For an hour he worked, then he paused. “Would you like to see it?” he said.
She rose eagerly, and a little pale. He had now sketched in more distinctly the figure of the man, changed it purposely to look more like Telford. She saw her own face first. It shone out of the canvas. She gave a gasp of pain and admiration. Then she caught sight of Telford’s figure, with the face blurred and indistinct.
“Oh!” she said with a shudder. That–that is like him. How could you know?”
“If that is the man,” he said, “I saw him this morning. Is his name Mark Telford?”
“Yes,” she said, and sank into a chair. Presently she sprang to her feet, caught up a brush and put it into his hand. “Paint in his face. Quick! Paint in his face. Put all his wickedness there.”
Hagar came close to her. “You hate him?” he said, and took the brush.
She did not answer by word, but shook her head wearily, as to some one far off, expressing neither yes nor no.
“Why?” he said quietly–all their words had been in low tones, that they might not be heard–“why, do you wear that ring, then?”
She looked at her hand with a bitter, pitiful smile. “I wear it in memory of that girl who died very young”–she pointed to the picture–“and to remind me not to care for anything too much lest it should prove to be a lie.” She nodded softly to the picture. “He and she are both dead; other people wear their faces now.”

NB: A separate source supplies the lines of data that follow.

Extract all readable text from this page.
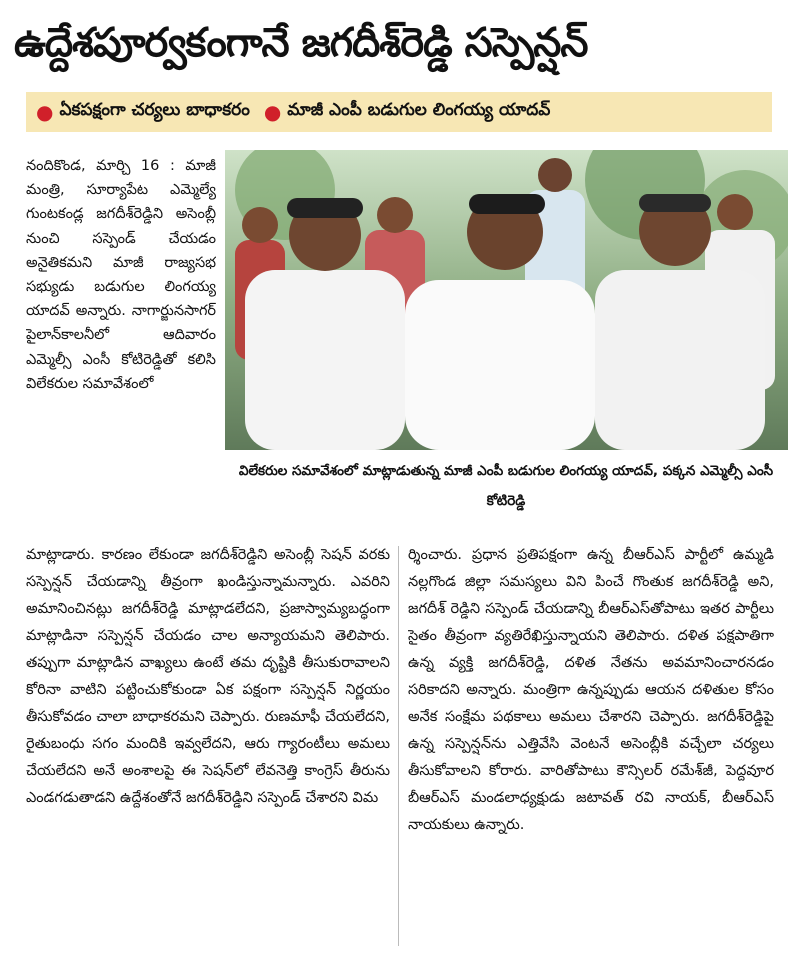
ఉద్దేశపూర్వకంగానే జగదీశ్‌రెడ్డి సస్పెన్షన్
● ఏకపక్షంగా చర్యలు బాధాకరం ● మాజీ ఎంపీ బడుగుల లింగయ్య యాదవ్
విలేకరుల సమావేశంలో మాట్లాడుతున్న మాజీ ఎంపీ బడుగుల లింగయ్య యాదవ్, పక్కన ఎమ్మెల్సీ ఎంసీ కోటిరెడ్డి

నందికొండ, మార్చి 16 : మాజీ మంత్రి, సూర్యాపేట ఎమ్మెల్యే గుంటకండ్ల జగదీశ్‌రెడ్డిని అసెంబ్లీ నుంచి సస్పెండ్ చేయడం అనైతికమని మాజీ రాజ్యసభ సభ్యుడు బడుగుల లింగయ్య యాదవ్ అన్నారు. నాగార్జునసాగర్ పైలాన్‌కాలనీలో ఆదివారం ఎమ్మెల్సీ ఎంసీ కోటిరెడ్డితో కలిసి విలేకరుల సమావేశంలో

మాట్లాడారు. కారణం లేకుండా జగదీశ్‌రెడ్డిని అసెంబ్లీ సెషన్ వరకు సస్పెన్షన్ చేయడాన్ని తీవ్రంగా ఖండిస్తున్నామన్నారు. ఎవరిని అమానించినట్లు జగదీశ్‌రెడ్డి మాట్లాడలేదని, ప్రజాస్వామ్యబద్ధంగా మాట్లాడినా సస్పెన్షన్ చేయడం చాల అన్యాయమని తెలిపారు. తప్పుగా మాట్లాడిన వాఖ్యలు ఉంటే తమ దృష్టికి తీసుకురావాలని కోరినా వాటిని పట్టించుకోకుండా ఏక పక్షంగా సస్పెన్షన్ నిర్ణయం తీసుకోవడం చాలా బాధాకరమని చెప్పారు. రుణమాఫీ చేయలేదని, రైతుబంధు సగం మందికి ఇవ్వలేదని, ఆరు గ్యారంటీలు అమలు చేయలేదని అనే అంశాలపై ఈ సెషన్‌లో లేవనెత్తి కాంగ్రెస్ తీరును ఎండగడుతాడని ఉద్దేశంతోనే జగదీశ్‌రెడ్డిని సస్పెండ్ చేశారని విమ

ర్శించారు. ప్రధాన ప్రతిపక్షంగా ఉన్న బీఆర్ఎస్ పార్టీలో ఉమ్మడి నల్లగొండ జిల్లా సమస్యలు విని పించే గొంతుక జగదీశ్‌రెడ్డి అని, జగదీశ్ రెడ్డిని సస్పెండ్ చేయడాన్ని బీఆర్ఎస్‌తోపాటు ఇతర పార్టీలు సైతం తీవ్రంగా వ్యతిరేఖిస్తున్నాయని తెలిపారు. దళిత పక్షపాతిగా ఉన్న వ్యక్తి జగదీశ్‌రెడ్డి, దళిత నేతను అవమానించారనడం సరికాదని అన్నారు. మంత్రిగా ఉన్నప్పుడు ఆయన దళితుల కోసం అనేక సంక్షేమ పథకాలు అమలు చేశారని చెప్పారు. జగదీశ్‌రెడ్డిపై ఉన్న సస్పెన్షన్‌ను ఎత్తివేసి వెంటనే అసెంబ్లీకి వచ్చేలా చర్యలు తీసుకోవాలని కోరారు. వారితోపాటు కౌన్సిలర్ రమేశ్‌జీ, పెద్దవూర బీఆర్ఎస్ మండలాధ్యక్షుడు జటావత్ రవి నాయక్, బీఆర్ఎస్ నాయకులు ఉన్నారు.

“Poor woman!” he said in a whisper. Then he turned to the canvas and, after a moment, filled in from memory the face of Mark Telford, she watching him breathlessly, yet sitting very still.
After some minutes he drew back and looked at it.
She rose and said: “Yes, he was like that; only you have added what I saw at another time. Will you hear the sequel now?”
He turned and motioned her to a seat, then sat down opposite to her.